Ah yes, Mother’s Day is here again. We are all going to be thinking fondly of our mothers, sending them cards and flowers, going to dinner or brunch, serving breakfast in bed. We’ll be really, really nice to our mothers — for a day.
Being a mother myself, I think I speak with some authority when I say that one day is not nearly enough to recognize what mothers contribute to this world — people, for one thing. Come on, there are actually groups that are honored for entire weeks, months even! And we get only a day? Heck, did you know this is the Year of the Solar System. A whole YEAR for something that just IS, through no effort of its own.
But I think I know why we mothers get only one day of being honored. Humans have a love-hate relationship with mothers. How do I know this? Well, one of my guilty pleasures is reading advice columns. It actually makes me feel better. You know, your mother can (or could) annoy the heck out of you, but all in all, you love her. Well, if you read advice columns, you find out that some people’s mothers (and mothers-in-law) are not especially lovable, and some are downright despicable.

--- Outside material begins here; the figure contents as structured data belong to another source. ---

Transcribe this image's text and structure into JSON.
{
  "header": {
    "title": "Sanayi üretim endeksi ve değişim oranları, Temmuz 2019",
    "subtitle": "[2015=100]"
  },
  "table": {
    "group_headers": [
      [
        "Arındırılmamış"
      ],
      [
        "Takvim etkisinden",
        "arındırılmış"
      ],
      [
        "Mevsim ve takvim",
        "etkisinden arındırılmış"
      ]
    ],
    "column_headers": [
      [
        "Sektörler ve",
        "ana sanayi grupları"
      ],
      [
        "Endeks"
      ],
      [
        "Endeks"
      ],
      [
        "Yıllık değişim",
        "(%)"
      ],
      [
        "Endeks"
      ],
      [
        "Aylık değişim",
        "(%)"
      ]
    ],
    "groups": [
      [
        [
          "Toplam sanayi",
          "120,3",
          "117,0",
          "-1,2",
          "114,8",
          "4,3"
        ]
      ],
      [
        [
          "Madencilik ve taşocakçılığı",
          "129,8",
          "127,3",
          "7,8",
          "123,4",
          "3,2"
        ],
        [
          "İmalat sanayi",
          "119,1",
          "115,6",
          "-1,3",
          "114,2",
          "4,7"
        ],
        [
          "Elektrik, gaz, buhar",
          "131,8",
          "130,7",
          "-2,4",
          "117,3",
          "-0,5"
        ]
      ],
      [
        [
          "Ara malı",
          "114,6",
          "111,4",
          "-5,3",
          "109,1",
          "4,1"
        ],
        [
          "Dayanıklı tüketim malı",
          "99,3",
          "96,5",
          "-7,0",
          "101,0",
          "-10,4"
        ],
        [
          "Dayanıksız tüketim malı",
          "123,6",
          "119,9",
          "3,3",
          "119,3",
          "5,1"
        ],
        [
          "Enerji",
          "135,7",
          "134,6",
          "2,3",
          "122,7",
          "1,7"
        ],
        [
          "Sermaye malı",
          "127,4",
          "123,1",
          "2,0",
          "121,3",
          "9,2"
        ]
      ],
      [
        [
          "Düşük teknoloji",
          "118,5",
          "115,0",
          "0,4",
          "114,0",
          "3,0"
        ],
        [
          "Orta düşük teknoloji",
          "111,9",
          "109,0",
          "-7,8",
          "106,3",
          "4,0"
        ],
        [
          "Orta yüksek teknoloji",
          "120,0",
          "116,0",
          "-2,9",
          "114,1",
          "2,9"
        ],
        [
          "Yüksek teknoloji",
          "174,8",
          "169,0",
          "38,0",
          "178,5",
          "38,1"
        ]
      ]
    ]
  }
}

Take this from Dear Prudence. A woman writes that her mother says things to her grandchildren such as “I’m gonna kill you!” and has loud racist arguments with her. Yikes! Another woman writes that she made a children’s book for her adult daughter illustrated with pictures of her pets, but the daughter said she’d been too busy to open it. Brother, mother, get a new hobby! A new mom writes that her own mother has barely seen her new baby and she feels closer to her stepmother.
Dear Abby entertains a letter from a woman who doesn’t want children because her own mother “was a bitter, unforgiving, jealous woman.” Did having a daughter do that to her? Another letter writer says, “My mother has a long history of lying in what appears to be her attempt to manipulate others.”

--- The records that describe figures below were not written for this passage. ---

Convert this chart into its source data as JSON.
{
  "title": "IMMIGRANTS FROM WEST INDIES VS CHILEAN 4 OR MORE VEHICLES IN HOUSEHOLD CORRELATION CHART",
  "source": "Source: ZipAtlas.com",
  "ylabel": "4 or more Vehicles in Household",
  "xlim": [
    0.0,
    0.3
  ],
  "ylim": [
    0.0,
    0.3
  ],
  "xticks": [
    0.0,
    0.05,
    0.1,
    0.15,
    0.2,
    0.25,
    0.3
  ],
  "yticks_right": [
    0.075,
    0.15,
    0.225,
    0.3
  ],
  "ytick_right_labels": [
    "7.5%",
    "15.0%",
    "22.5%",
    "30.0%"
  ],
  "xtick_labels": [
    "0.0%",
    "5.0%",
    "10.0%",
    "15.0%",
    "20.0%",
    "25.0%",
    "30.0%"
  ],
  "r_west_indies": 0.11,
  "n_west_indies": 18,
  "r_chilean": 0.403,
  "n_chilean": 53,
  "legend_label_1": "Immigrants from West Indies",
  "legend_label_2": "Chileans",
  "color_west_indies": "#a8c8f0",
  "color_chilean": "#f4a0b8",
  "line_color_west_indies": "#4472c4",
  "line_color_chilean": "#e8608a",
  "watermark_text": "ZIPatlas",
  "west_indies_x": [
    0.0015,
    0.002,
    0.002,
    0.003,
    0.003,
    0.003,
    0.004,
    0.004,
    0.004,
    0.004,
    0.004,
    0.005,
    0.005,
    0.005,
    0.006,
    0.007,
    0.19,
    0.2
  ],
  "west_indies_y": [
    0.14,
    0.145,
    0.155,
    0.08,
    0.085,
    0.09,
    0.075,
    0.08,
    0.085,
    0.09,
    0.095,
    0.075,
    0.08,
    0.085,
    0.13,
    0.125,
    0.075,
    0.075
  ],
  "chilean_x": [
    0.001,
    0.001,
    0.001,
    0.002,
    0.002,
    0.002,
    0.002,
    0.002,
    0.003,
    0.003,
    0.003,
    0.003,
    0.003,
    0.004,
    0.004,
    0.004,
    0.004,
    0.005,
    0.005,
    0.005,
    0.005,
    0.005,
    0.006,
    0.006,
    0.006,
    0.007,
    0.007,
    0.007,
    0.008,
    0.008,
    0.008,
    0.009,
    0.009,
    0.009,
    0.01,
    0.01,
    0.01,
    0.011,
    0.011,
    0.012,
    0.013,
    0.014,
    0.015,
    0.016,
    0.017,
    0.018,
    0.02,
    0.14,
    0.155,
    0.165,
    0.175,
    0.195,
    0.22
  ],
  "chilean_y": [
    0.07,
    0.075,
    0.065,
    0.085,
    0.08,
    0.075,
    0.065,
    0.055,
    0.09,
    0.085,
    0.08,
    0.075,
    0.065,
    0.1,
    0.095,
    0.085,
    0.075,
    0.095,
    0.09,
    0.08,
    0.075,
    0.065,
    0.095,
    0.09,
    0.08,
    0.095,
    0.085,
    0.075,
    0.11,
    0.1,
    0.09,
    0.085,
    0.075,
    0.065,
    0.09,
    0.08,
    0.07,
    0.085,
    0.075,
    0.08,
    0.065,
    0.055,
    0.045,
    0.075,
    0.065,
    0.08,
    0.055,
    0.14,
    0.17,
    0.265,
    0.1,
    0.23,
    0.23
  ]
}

In fact, most letters are complaints about mothers and mothers-in-law, followed by letters about brides and husbands who don’t measure up to expectations. So I don’t think we’ll be seeing the Year of the Mother any time soon, just like we won’t be seeing the Year of the Bridezilla or the Year of the Snoring Husband.

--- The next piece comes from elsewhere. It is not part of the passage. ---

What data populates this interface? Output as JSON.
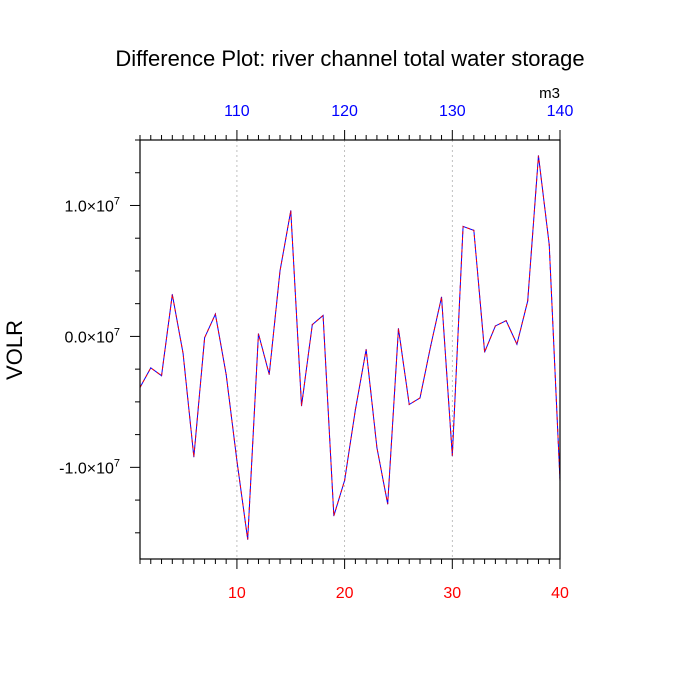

Mother’s Day is the second-best day of the year for flower sales, right after Valentine’s Day (is there a connection?). So horrible mothers must be in the minority. It could be, too, that the things that drive you crazy about your mother turn out to be the things that you are most grateful for. So she wouldn’t let you hang around with the bad kids, smoking cigarettes and drinking beer. Now that you’re a doctor or a police officer, you can appreciate her for it. She wouldn’t let you wear a see-through blouse so you didn’t get to marry Prince William — Kate did after she wore the see-through blouse. You don’t want to live in London and have the Queen for a mother-in-law, so you are grateful to your mother for saving you from that fate. She made you get a haircut and wouldn’t let you wear your ball cap backwards in her presence. Now you realize how much better you look in your senate seat campaign pictures because of your mother.
So you put up with a little meddling, you let her feed your kids candy, you’re nice to her friends because you know they know everything about you. You even pretend you don’t care when she wonders aloud if your husband works hard enough or if your bathrooms are clean enough.
After all, she’s your mother. If it weren’t for her…
Happy Mother’s Day!
Book Club news
My sister Susan suggests The Many Deaths of the Firefly Brothers by Thomas Mullen. It’s gotten mixed reviews, but she says it’s a great read.